В доме суетились бабы. Сдвигали лавки, накрывали на стол, переливали мед из корчаги в кувшины…
Мужиков — ни одного. Только малолетние пацанчики.
— Люди где? — спросил Добрыня, опростав поднесенную чашу.
— В лесу промышляют, боярин, — ответила дебелая тетка лет под пятьдесят. Надо полагать, главная по избе.
— Что так? — недовольно проворчал Добрыня. — Велел же, чтоб ждали.
— Так и ждем, — спокойно ответила тетка. — Дичинка свежая будет на угощение, рыбка…
— Пойдем-ка на воздух, воевода, — сказал Духарев Добрыне. — Хочу еще разок оглядеться.
— Наглядишься еще, — отозвался Добрыня. — Все твое же.
Но из избы вышел.
А в селище как раз заезжали посланные за поросятами. С добычей, естественно.
— Илья где? — опередив Духарева, спросил Равдаг.
— За свинкой погнался, — ответил один из воев, Фроди, старший сын киевского нурмана Хриси, взятый в отроки год назад, белокурый и синеглазый красавец, обещавший вскоре выйти в отменные вои.
— А вы — что же?
— А мы — нет, — ухмыльнулся Фроди. — Чаю: со свинкой-то он и один управится. Вот, кабы девка, тогда б я в охотку пособил!
Фроси хорохорился. Но — имел право. Они с Ильей с недавнего времени друзья — не разлей вода. После того как Илья нахального нурманчика малость поучил уважению, как следует изваляв в пыли.
Равдаг вопросительно взглянул на Духарева: может, послать кого? Но Сергей Иванович отрицательно покачал головой.

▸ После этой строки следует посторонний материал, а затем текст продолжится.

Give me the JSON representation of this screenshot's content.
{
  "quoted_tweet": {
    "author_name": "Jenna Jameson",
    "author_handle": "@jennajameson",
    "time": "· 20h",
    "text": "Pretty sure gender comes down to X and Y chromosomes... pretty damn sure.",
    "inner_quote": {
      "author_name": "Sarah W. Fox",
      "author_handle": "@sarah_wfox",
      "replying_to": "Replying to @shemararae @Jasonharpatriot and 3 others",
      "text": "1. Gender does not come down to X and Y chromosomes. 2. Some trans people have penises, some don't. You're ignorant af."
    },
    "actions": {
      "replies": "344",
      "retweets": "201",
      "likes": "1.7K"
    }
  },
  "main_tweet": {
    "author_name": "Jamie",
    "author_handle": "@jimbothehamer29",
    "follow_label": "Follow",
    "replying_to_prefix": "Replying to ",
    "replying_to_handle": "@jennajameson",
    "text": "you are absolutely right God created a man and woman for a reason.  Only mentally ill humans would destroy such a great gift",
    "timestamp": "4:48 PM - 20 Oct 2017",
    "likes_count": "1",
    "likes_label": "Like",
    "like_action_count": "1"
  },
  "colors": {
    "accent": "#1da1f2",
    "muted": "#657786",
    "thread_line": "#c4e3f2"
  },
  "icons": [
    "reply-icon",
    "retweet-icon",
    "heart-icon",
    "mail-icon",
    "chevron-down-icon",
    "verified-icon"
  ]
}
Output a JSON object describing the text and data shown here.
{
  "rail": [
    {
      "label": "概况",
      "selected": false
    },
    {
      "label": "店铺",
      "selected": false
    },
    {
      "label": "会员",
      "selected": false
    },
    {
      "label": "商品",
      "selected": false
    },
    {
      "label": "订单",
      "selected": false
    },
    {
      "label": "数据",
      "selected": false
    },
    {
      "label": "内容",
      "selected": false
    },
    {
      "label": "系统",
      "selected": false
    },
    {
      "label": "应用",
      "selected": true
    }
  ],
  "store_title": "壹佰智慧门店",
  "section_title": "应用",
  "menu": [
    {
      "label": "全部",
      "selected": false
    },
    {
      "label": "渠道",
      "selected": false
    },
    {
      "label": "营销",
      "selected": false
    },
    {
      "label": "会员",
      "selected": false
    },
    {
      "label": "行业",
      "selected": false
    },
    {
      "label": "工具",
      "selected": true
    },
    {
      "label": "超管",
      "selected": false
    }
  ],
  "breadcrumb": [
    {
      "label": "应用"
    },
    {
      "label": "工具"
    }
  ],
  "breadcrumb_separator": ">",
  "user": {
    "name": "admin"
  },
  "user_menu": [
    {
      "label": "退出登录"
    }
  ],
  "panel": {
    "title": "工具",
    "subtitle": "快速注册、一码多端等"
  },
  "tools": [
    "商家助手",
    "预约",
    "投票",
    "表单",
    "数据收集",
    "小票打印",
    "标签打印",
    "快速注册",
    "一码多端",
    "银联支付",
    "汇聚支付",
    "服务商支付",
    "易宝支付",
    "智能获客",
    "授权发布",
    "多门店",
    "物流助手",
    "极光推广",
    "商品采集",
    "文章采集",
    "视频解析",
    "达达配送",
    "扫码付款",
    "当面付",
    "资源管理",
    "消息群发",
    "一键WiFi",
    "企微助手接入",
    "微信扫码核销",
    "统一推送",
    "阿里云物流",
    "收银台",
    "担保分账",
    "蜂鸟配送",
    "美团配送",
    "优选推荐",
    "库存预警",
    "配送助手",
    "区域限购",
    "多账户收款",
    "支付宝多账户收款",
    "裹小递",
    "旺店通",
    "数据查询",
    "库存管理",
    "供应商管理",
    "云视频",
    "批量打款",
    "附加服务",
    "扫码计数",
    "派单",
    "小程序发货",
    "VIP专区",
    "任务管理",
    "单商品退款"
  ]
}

— Что скажешь? — спросил Добрыня. — Годное место для города?
— Леса на частокол хватит, — ответил Духарев. — Людей маловато.
— Найдешь?
— Найду. Тут, чай, не Дикое Поле. Мирных смердов посажу на землю. Здешних тоже не обижу. Вот там пристань поставлю… — Сергей Иванович задумался: — …Нет, лучше дно углублю. А на том холме, где идол торчит, церковь поставлю.
— Не боишься, что местные за бога своего обидятся? — спросил Добрыня.
Сергей Иванович усмехнулся.
— Да пусть бы и обижались. Но не будут. Это не их божок. Так, для гостей проезжих.
— Почему так думаешь? — заинтересовался Добрыня.
— А ты поезжай да посмотри, что ему принесли. Всё старое да ненужное. А их боги — лесные. В лесу и спрятаны. Но я их найду. Попозже. Когда укреплюсь немного.
— А сумеешь? — усомнился полянин Добрыня. — Лесовики свое прятать умеют. И ведают о том лишь немногие.
— Вот немногие покажут, — пообещал Духарев. — Уж я того, ведающего, как-нибудь признаю.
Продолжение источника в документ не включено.